Wasn't good for much this morning. Tried to write a poem with nothing in my mind at all. Campbell McGrath thinks of the poem as a jet engine, and it runs through fuel (raw material) quickly. I like this. It's handy for identifying those moments when the fuel lines are bone-dry. So I wrote about roadkill. It sounds nothing like me. Sometimes I wonder about the "one-a-day" approach to writing poems. I can't sound the way I want to sound every day. Those days, I'll write something to keep off the rust, but inevitably ratchet up tension- & ennui-wise because I feel like my voice is (for that day) gone. Thoughts on this?

Then I ran 11 miles along the Willamette. Only once did I get the "On your left!" call from a cyclist. I so loathe that call. I know you're on my left, Cyclist. I've been running since your grandpappy was jitterbugging on Armistice Day. But the day: gorgeous. 50 degrees and intermittent sun makes the miles something of a joy. It turns out that I can access this system of paths even from out here on River Road, which I've always considered removed from the town proper. Makes me wish I'd had my bike not stolen in New York; I could have done far less driving this year. Back home, in the shower, allergies struck. Foolishly rubbed my eyes, which clamped shut and blinded me for the duration. Shaving blind is an adventure, let me tell you; I had to peek around the sideburns.
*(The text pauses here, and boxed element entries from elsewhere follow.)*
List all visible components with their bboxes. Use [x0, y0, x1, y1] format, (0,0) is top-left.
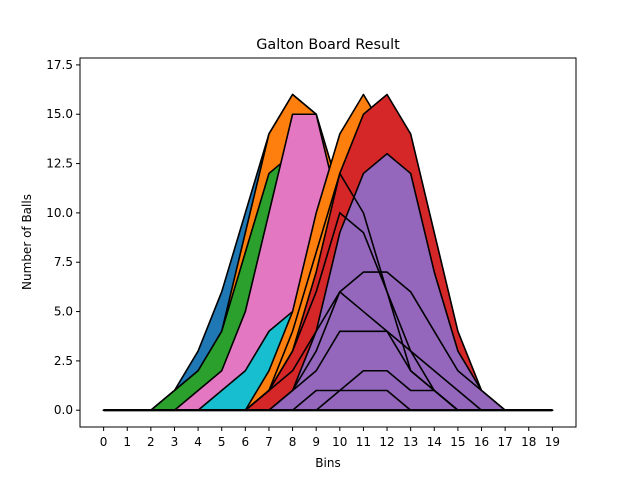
x-tick-label: 4	[194, 435, 202, 449]
x-tick-label: 15	[450, 435, 465, 449]
x-tick-label: 12	[379, 435, 394, 449]
x-tick-label: 8	[289, 435, 297, 449]
x-tick-label: 13	[403, 435, 418, 449]
x-tick-label: 2	[147, 435, 155, 449]
axes-frame	[79, 57, 577, 428]
x-tick-label: 10	[332, 435, 347, 449]
x-tick-label: 19	[545, 435, 560, 449]
x-tick-label: 1	[123, 435, 131, 449]
y-axis: 0.0 2.5 5.0 7.5 10.0 12.5 15.0 17.5	[46, 58, 80, 417]
x-tick-label: 9	[312, 435, 320, 449]
x-tick-label: 14	[427, 435, 442, 449]
x-axis-label: Bins	[315, 456, 340, 470]
chart-title: Galton Board Result	[256, 37, 400, 53]
y-tick-label: 17.5	[46, 58, 73, 72]
x-tick-label: 0	[100, 435, 108, 449]
plot-area	[102, 93, 554, 412]
y-tick-label: 12.5	[46, 157, 73, 171]
y-axis-label: Number of Balls	[20, 194, 34, 290]
x-axis: 0 1 2 3 4 5 6 7 8 9 10 11 12 13 14 15 16 17 18 19	[100, 427, 560, 449]
y-tick-label: 2.5	[54, 354, 73, 368]
x-tick-label: 11	[356, 435, 371, 449]
x-tick-label: 16	[474, 435, 489, 449]
y-tick-label: 0.0	[54, 403, 73, 417]
x-tick-label: 7	[265, 435, 273, 449]
y-tick-label: 15.0	[46, 107, 73, 121]
y-tick-label: 10.0	[46, 206, 73, 220]
x-tick-label: 18	[521, 435, 536, 449]
x-tick-label: 3	[171, 435, 179, 449]
x-tick-label: 17	[498, 435, 513, 449]
y-tick-label: 5.0	[54, 305, 73, 319]
x-tick-label: 6	[242, 435, 250, 449]
y-tick-label: 7.5	[54, 255, 73, 269]
x-tick-label: 5	[218, 435, 226, 449]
But the big news is that I've just finished my last academic paper for the foreseeable future. It compares the social & philosophical theories of Althusser (you're born into the ruling ideology and cannot escape it) and Gramsci (you can escape it if you foster the right kind of intellect in yourself and others; Marxism helps, nudge nudge). Its title is the title of this post. And that sentiment has ever rung true, but never quite as true as it does now. Mood: sorta lost.